The node builds with Rust 1.80.0 (pinned by `rust-toolchain.toml`, with the `wasm32-unknown-unknown` target) plus `build-essential`, `protobuf-compiler`, `clang`, and `llvm-dev` on Ubuntu/Debian.

# One runtime feature is mandatory: testnet OR mainnet
cargo build --release --features testnet -j2

The build needs a minimum of 8 GB RAM and 50 GB free disk; the `-j2` flag limits parallel compilation because Substrate builds exhaust memory on machines with less than 32 GB RAM — drop it on larger machines for faster builds.

Runtime hardware

Production validator guidance from the deployment guide:

ComponentMinimumRecommended
CPU4 cores8 cores
RAM16 GB32 GB (high-traffic)
Storage500 GB SSD1 TB
Network100 Mbps

The network even runs a real Raspberry Pi CM5 validator on the testnet (with a GNSS module and Timebeat for timing), so the floor is genuinely modest.

Time source

Validators self-classify their time source — Timebeat PTP daemon, chrony, GNSS/PPS, or NIC hardware timestamping — and announce a measured root distance to UTC. GNSS/PPS hardware earns Anchor tier; the modes are `Auto` (default), `MockAnchor` (testnet), and `SystemOnly`.

TierRoot distanceSourceHardware cost
Anchor< 1 µsGNSS/PPS-disciplined clock~$30–300 GNSS receiver
Standard< 10 µsNTP via chronynone
Minimal> 10 µsSystem clocknone

No timing hardware is required to participate on testnet: `--timesync-time-source mock-anchor` bypasses detection (development/testnet only).

Time quality is recorded on-chain per validator, with time-sync offences defined (slash fractions: excessive offset 0%, persistent drift 1%, low reputation 1%, contradictory offsets 5%) — but offence enforcement is currently disabled in both compiled runtimes, so violations are detected and scored without slashing.

Bonding and economics

Staking is denominated in pwROKO, not native ROKO, in both runtimes; the genesis pattern bonds 50 ROKO worth of pwROKO per validator.

pwROKO mechanics in brief: `lock(amount)` reserves your native ROKO 1:1 and mints pwROKO; unlocking is a two-step flow — `unlock_request` starts a cooldown, then `complete_unlock` releases the backing ROKO. pwROKO itself is non-transferable: it can only be minted by locking and burned by unlocking.

The unlock cooldown is governance-adjustable: 14 days at mainnet parameters, a 10-block placeholder on testnet.

Staking rewards follow the standard Substrate reward curve as configured: min inflation 2.5%, max inflation 10%, ideal stake 50%. These are runtime parameters, not an APY promise — the rewards model remains under active design.

Joining the network

The honest current path, in order:

1. Run a dev node — `roko-node --dev --alice --database auto` gives you a single-validator chain with pre-funded accounts. 2. Run a local 3-validator time mesh — `./run-e2e-local.sh --keep` starts Alice/Bob/Charlie on ports 9944–9946 with a fresh chain spec, using mock-anchor time. 3. Join the live testnet validator set — currently admin-coordinated: the documented registration flow requires the testnet sudo key to fund the account with 200 ROKO, lock 50 ROKO into pwROKO, bond, set session keys, and signal validate intent.
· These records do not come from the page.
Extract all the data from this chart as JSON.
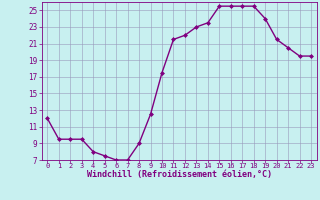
{
  "hours": [
    0,
    1,
    2,
    3,
    4,
    5,
    6,
    7,
    8,
    9,
    10,
    11,
    12,
    13,
    14,
    15,
    16,
    17,
    18,
    19,
    20,
    21,
    22,
    23
  ],
  "temps": [
    12.0,
    9.5,
    9.5,
    9.5,
    8.0,
    7.5,
    7.0,
    7.0,
    9.0,
    12.5,
    17.5,
    21.5,
    22.0,
    23.0,
    23.5,
    25.5,
    25.5,
    25.5,
    25.5,
    24.0,
    21.5,
    20.5,
    19.5,
    19.5
  ],
  "line_color": "#800080",
  "marker": "D",
  "marker_size": 2.0,
  "line_width": 1.0,
  "bg_color": "#c8f0f0",
  "grid_color": "#9999bb",
  "tick_color": "#800080",
  "label_color": "#800080",
  "xlabel": "Windchill (Refroidissement éolien,°C)",
  "ylim": [
    7,
    26
  ],
  "yticks": [
    7,
    9,
    11,
    13,
    15,
    17,
    19,
    21,
    23,
    25
  ],
  "xlim": [
    -0.5,
    23.5
  ]
}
Active status takes effect the next staking era (~5 minutes on testnet). You cannot self-register today; contact the team.
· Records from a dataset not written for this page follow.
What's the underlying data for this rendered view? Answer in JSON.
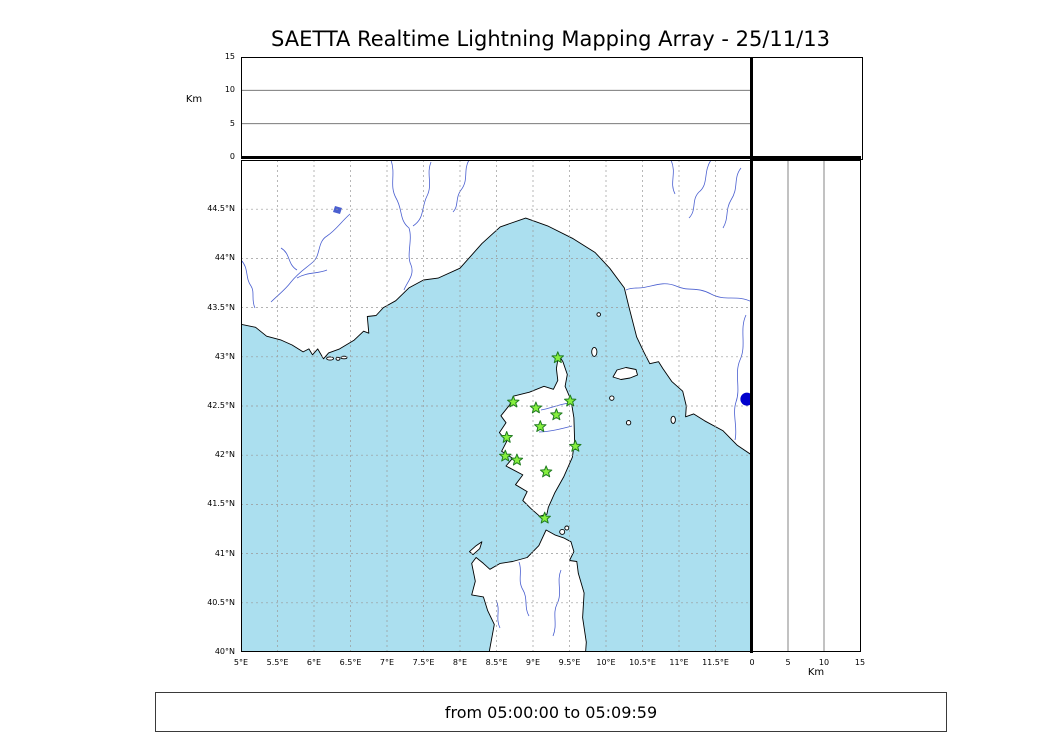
{
  "title": "SAETTA Realtime Lightning Mapping Array - 25/11/13",
  "footer": {
    "text": "from 05:00:00 to 05:09:59"
  },
  "top_panel": {
    "axis_label": "Km",
    "ticks": [
      {
        "label": "0",
        "value": 0
      },
      {
        "label": "5",
        "value": 5
      },
      {
        "label": "10",
        "value": 10
      },
      {
        "label": "15",
        "value": 15
      }
    ],
    "grid": [
      5,
      10
    ]
  },
  "right_panel": {
    "axis_label": "Km",
    "ticks": [
      {
        "label": "0",
        "value": 0
      },
      {
        "label": "5",
        "value": 5
      },
      {
        "label": "10",
        "value": 10
      },
      {
        "label": "15",
        "value": 15
      }
    ],
    "grid": [
      5,
      10
    ]
  },
  "map": {
    "lat_ticks": [
      {
        "label": "44.5°N",
        "value": 44.5
      },
      {
        "label": "44°N",
        "value": 44
      },
      {
        "label": "43.5°N",
        "value": 43.5
      },
      {
        "label": "43°N",
        "value": 43
      },
      {
        "label": "42.5°N",
        "value": 42.5
      },
      {
        "label": "42°N",
        "value": 42
      },
      {
        "label": "41.5°N",
        "value": 41.5
      },
      {
        "label": "41°N",
        "value": 41
      },
      {
        "label": "40.5°N",
        "value": 40.5
      },
      {
        "label": "40°N",
        "value": 40
      }
    ],
    "lon_ticks": [
      {
        "label": "5°E",
        "value": 5
      },
      {
        "label": "5.5°E",
        "value": 5.5
      },
      {
        "label": "6°E",
        "value": 6
      },
      {
        "label": "6.5°E",
        "value": 6.5
      },
      {
        "label": "7°E",
        "value": 7
      },
      {
        "label": "7.5°E",
        "value": 7.5
      },
      {
        "label": "8°E",
        "value": 8
      },
      {
        "label": "8.5°E",
        "value": 8.5
      },
      {
        "label": "9°E",
        "value": 9
      },
      {
        "label": "9.5°E",
        "value": 9.5
      },
      {
        "label": "10°E",
        "value": 10
      },
      {
        "label": "10.5°E",
        "value": 10.5
      },
      {
        "label": "11°E",
        "value": 11
      },
      {
        "label": "11.5°E",
        "value": 11.5
      }
    ],
    "lon_range": [
      5,
      12
    ],
    "lat_range": [
      40,
      45
    ]
  },
  "stations": [
    [
      9.34,
      42.99
    ],
    [
      8.73,
      42.54
    ],
    [
      9.04,
      42.48
    ],
    [
      9.51,
      42.55
    ],
    [
      9.32,
      42.41
    ],
    [
      9.1,
      42.29
    ],
    [
      8.64,
      42.18
    ],
    [
      9.58,
      42.09
    ],
    [
      8.62,
      41.99
    ],
    [
      8.78,
      41.95
    ],
    [
      9.18,
      41.83
    ],
    [
      9.16,
      41.36
    ]
  ],
  "event_dot": {
    "lon": 11.93,
    "lat": 42.57,
    "alt_km": 0,
    "color": "#0000cd"
  },
  "colors": {
    "sea": "#abdfef",
    "land": "#ffffff",
    "coast": "#000000",
    "river": "#4a5fd0",
    "grid": "#999999",
    "star_fill": "#86ef3e",
    "star_stroke": "#1f7a1f",
    "frame": "#000000"
  }
}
For single-validator and local setups, two flags matter: `--timesync-no-enforce` (a lone node has no peers to converge with) and `--db-storage-threshold 0` (avoids storage-monitor crashes on low-disk systems).

Operations

  • Monitoring: Prometheus metrics on port 9615 include time-source type, root distance, and mesh convergence state; an in-repo Prometheus + Grafana + AlertManager stack ships under `docker/monitoring/`.
  • Mesh health: check `temporal_getMeshState` and `system_health` over RPC.
  • Security basics: `--rpc-methods safe` in production, reverse-proxy TLS in front of 9944, firewall everything except P2P (30333) and proxied RPC.

For context on chain timing: the current testnet runtime runs 2-second blocks (6 seconds is the stated production-testnet target, per the in-code M-19 note), and the mainnet runtime is compiled at 3 seconds.